At the broadest level, the researchers found no statistically significant difference between the entire active group and the entire sham group in terms of the percentage of days using drugs. However, when the team looked at a finer level of detail, specifically, at how long each participant had used the device during the inpatient period, a very different pattern emerged.

Individuals who used active stimulation for more than 24 hours had outcomes that were dramatically better than everyone else. Their average percentage of days using opioids or psychostimulants was extremely low, close to zero in many cases, and they were far more likely to remain completely abstinent during the entire 12-week period. Those who had used the device for shorter durations, or who had received sham stimulation, showed substantially higher rates of use.

This suggests that the self-determined amount of stimulation matters. It also suggests that the individuals who felt the device was helpful enough to keep using it experienced benefits that extended beyond the walls of the treatment facility. While the authors, including Dr. Greenwald, caution that these post-discharge findings require replication, the signal is compelling: sustained engagement with the active device during detox might shape the trajectory of early recovery.

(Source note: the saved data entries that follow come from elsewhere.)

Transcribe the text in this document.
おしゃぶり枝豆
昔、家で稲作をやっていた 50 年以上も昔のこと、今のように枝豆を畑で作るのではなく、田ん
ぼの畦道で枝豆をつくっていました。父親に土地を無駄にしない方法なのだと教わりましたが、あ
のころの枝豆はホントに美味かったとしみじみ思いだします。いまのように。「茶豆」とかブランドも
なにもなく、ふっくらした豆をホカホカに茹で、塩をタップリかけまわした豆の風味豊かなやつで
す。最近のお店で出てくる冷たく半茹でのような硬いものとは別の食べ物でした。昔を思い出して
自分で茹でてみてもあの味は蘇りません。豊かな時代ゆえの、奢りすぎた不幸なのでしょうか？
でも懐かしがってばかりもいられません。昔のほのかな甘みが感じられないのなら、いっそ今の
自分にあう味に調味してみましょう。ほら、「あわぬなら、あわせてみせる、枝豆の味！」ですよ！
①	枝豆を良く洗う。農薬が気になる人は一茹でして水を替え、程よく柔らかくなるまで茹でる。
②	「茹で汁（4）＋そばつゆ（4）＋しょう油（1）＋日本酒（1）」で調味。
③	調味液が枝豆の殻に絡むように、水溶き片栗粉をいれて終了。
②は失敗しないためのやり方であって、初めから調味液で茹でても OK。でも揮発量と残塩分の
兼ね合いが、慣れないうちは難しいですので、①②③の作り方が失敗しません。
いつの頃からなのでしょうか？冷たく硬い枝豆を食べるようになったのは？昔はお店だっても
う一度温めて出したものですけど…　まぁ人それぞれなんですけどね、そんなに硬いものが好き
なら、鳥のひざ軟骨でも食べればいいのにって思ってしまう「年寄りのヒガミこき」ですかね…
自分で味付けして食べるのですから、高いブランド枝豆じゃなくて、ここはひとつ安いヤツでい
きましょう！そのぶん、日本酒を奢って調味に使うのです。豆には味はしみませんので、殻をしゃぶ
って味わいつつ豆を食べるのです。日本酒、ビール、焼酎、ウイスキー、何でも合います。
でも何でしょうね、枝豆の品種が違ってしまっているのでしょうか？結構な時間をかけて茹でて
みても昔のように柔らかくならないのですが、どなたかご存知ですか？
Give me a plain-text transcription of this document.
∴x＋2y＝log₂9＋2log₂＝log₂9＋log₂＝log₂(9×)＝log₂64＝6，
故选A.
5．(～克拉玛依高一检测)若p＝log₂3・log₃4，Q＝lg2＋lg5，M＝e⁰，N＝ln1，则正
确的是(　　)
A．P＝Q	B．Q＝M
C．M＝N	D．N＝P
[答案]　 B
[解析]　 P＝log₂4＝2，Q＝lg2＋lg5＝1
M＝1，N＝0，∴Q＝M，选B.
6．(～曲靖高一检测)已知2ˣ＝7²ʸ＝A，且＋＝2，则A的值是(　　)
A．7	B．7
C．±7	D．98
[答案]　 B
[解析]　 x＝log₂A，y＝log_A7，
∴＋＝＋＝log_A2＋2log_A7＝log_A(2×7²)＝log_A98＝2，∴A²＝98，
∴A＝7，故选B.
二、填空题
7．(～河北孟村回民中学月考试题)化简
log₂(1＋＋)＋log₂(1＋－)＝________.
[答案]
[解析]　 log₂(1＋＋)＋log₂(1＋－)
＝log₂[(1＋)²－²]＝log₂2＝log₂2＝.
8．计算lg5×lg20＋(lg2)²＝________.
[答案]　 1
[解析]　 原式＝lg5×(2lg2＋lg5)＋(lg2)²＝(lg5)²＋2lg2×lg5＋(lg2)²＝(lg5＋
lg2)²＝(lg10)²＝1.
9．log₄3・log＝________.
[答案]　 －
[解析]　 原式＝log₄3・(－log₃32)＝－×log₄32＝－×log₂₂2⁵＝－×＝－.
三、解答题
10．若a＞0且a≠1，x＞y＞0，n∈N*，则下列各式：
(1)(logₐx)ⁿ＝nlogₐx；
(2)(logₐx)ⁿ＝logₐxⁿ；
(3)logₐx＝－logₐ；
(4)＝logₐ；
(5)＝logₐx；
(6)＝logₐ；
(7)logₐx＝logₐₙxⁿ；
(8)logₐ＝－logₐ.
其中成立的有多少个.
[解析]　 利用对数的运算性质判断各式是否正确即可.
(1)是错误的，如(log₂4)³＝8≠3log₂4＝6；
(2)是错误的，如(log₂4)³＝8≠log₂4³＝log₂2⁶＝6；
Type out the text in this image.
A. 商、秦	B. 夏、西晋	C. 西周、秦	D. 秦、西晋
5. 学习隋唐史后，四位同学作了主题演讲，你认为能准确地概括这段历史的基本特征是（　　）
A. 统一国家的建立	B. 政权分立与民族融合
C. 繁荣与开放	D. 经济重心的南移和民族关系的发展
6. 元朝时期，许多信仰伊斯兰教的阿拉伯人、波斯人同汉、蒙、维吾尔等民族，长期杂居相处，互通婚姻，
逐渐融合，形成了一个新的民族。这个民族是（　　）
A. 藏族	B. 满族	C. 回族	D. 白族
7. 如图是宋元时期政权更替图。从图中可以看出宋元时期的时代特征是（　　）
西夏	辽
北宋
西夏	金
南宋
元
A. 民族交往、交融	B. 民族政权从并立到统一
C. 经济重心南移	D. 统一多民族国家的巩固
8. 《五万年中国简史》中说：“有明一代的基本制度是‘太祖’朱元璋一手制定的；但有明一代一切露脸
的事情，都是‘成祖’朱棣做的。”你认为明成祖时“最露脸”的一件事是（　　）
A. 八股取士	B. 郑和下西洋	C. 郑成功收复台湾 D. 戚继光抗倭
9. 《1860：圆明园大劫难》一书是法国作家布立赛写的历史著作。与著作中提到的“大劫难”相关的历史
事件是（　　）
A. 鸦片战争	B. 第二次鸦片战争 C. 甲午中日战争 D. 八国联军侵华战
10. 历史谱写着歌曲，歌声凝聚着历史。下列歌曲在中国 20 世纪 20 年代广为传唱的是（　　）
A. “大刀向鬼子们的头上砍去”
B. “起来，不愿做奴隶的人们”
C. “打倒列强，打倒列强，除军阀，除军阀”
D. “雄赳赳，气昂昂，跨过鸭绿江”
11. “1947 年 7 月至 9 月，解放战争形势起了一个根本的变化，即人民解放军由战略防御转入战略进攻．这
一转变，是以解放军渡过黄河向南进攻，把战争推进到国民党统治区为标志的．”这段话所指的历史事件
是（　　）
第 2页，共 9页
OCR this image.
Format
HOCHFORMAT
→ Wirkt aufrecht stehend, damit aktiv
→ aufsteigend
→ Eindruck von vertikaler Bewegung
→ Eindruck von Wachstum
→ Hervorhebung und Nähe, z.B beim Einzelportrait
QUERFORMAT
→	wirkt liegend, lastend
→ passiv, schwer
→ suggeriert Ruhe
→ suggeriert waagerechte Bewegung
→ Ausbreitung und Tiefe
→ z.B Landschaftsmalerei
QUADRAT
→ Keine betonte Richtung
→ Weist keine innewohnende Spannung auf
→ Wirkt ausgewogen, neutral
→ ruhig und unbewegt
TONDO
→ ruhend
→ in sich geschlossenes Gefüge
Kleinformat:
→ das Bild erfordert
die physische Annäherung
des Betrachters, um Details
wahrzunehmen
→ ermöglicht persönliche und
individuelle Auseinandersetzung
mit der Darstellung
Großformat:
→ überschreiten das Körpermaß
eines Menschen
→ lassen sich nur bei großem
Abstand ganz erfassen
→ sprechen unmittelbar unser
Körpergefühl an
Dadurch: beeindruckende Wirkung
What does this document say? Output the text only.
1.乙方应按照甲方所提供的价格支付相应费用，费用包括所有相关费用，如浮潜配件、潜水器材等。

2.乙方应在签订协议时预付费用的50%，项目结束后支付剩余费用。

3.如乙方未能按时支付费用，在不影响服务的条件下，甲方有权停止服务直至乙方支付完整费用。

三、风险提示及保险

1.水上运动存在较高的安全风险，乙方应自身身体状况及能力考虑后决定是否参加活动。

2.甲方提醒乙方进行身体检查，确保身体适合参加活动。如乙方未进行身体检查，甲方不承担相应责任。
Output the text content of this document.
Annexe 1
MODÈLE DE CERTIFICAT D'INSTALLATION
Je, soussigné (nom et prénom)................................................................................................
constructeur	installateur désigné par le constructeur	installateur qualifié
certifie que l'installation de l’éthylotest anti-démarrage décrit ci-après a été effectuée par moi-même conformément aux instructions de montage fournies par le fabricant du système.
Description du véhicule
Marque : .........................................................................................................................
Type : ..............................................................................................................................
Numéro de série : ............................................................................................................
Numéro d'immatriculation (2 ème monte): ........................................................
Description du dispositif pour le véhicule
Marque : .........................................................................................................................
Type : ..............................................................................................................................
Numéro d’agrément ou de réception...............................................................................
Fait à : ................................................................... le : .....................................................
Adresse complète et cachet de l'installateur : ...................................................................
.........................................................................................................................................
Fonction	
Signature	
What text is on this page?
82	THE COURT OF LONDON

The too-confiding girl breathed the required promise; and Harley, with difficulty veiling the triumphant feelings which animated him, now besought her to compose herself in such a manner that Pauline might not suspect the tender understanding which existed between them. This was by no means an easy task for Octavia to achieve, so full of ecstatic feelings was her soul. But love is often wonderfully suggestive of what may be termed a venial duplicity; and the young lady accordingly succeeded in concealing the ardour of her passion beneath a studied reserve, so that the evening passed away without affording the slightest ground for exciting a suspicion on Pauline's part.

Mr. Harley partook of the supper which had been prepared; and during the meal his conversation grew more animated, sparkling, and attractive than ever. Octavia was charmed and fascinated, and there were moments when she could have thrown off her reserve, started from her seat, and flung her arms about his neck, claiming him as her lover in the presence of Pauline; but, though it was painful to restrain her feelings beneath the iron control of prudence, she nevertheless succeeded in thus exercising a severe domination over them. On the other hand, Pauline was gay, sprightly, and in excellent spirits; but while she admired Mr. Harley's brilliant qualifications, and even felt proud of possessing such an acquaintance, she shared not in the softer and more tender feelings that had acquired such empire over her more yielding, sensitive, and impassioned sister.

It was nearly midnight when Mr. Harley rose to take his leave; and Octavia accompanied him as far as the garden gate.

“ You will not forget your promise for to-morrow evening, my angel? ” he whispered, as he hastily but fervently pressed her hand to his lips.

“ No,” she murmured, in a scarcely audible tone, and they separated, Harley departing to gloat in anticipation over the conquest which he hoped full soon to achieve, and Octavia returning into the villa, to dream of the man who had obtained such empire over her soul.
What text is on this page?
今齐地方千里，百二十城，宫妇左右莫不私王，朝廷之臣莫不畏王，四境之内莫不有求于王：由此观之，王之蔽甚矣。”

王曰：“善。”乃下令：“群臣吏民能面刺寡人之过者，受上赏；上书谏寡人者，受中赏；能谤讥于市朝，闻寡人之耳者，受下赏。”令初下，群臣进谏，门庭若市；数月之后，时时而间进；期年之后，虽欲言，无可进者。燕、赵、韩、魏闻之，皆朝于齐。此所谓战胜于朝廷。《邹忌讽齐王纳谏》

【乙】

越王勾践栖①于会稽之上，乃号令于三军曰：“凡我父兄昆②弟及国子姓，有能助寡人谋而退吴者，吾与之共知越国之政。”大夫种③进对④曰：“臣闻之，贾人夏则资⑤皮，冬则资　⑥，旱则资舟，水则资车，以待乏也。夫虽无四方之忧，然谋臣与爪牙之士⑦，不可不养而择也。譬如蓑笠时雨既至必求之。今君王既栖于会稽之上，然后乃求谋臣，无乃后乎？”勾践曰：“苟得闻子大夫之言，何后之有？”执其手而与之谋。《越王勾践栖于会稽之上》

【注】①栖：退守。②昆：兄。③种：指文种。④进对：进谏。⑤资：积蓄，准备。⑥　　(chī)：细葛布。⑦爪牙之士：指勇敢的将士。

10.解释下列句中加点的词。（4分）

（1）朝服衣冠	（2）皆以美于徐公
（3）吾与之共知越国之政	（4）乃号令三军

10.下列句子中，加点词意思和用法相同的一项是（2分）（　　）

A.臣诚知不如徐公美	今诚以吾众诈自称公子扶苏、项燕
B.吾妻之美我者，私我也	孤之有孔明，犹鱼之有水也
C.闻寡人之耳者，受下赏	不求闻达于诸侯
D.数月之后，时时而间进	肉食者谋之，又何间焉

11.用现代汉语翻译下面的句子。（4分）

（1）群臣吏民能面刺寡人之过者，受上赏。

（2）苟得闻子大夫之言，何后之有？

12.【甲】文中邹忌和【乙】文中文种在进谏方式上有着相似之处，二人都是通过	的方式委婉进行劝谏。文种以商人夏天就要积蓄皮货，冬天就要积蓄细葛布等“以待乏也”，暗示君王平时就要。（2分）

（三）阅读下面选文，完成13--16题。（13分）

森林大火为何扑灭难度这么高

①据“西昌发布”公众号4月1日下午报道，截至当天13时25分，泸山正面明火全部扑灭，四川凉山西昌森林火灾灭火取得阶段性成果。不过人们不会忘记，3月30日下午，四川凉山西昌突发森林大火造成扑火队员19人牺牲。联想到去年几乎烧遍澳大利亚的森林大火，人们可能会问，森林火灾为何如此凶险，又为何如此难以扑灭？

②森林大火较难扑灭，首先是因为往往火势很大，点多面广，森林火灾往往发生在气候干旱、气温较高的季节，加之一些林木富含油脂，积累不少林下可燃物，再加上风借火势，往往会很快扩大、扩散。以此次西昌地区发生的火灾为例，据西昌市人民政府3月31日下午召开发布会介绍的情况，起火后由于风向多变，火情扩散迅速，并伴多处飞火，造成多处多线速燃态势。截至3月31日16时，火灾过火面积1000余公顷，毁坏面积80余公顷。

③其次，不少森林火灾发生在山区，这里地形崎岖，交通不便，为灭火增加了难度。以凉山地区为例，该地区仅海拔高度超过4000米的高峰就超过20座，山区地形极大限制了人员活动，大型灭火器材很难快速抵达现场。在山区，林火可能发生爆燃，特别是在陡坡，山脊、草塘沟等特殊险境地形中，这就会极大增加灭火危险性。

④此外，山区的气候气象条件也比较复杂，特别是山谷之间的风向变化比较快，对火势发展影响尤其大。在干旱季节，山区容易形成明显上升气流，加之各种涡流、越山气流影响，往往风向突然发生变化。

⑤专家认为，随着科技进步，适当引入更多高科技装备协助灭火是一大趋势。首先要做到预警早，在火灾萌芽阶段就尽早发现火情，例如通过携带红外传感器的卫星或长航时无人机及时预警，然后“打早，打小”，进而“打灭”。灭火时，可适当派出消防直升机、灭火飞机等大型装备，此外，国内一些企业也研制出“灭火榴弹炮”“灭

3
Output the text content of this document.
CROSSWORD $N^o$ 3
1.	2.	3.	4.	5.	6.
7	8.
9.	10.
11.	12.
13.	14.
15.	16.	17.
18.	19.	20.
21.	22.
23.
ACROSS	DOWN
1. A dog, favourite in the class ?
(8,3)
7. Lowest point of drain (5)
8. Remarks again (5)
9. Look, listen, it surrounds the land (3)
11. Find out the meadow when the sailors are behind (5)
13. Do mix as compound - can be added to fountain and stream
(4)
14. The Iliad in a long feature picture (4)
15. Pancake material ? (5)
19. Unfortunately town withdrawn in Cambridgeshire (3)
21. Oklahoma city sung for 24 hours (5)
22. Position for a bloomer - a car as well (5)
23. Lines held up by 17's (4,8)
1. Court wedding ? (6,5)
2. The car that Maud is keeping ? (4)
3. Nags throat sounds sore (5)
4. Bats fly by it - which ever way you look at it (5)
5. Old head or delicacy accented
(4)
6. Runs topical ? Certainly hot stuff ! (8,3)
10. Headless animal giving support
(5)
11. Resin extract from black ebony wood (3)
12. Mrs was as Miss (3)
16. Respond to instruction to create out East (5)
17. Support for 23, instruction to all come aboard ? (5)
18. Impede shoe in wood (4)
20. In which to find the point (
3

The picture that emerges is of a device that provides real relief during one of the most punishing stages of recovery, and that may help some individuals maintain abstinence beyond discharge. It does not replace medications, counseling, or other evidence-based tools. But for people who decline medications, or for whom additional support is needed, the NET Device represents a new and potentially transformative option.

Though the findings are remarkable, they also raise important questions for future research. Why do some people use the device for longer periods than others? How might clinicians encourage more sustained use during detox? Would combining the NET Device with medications or counseling amplify the benefits?

These questions do not diminish the significance of what has already been shown. Rather, they point the way forward for the next wave of studies, studies that will help clarify the device’s full potential and its place within the broader treatment landscape.

The opioid crisis will never have a single solution. It demands a spectrum of tools: medications, harm reduction services, behavioral therapy, social support, and compassionate policy. Dr. Mark Greenwald’s studies contribute one more tool to that spectrum, one that is grounded in neuroscience, accessible in practice, and humane in its effect.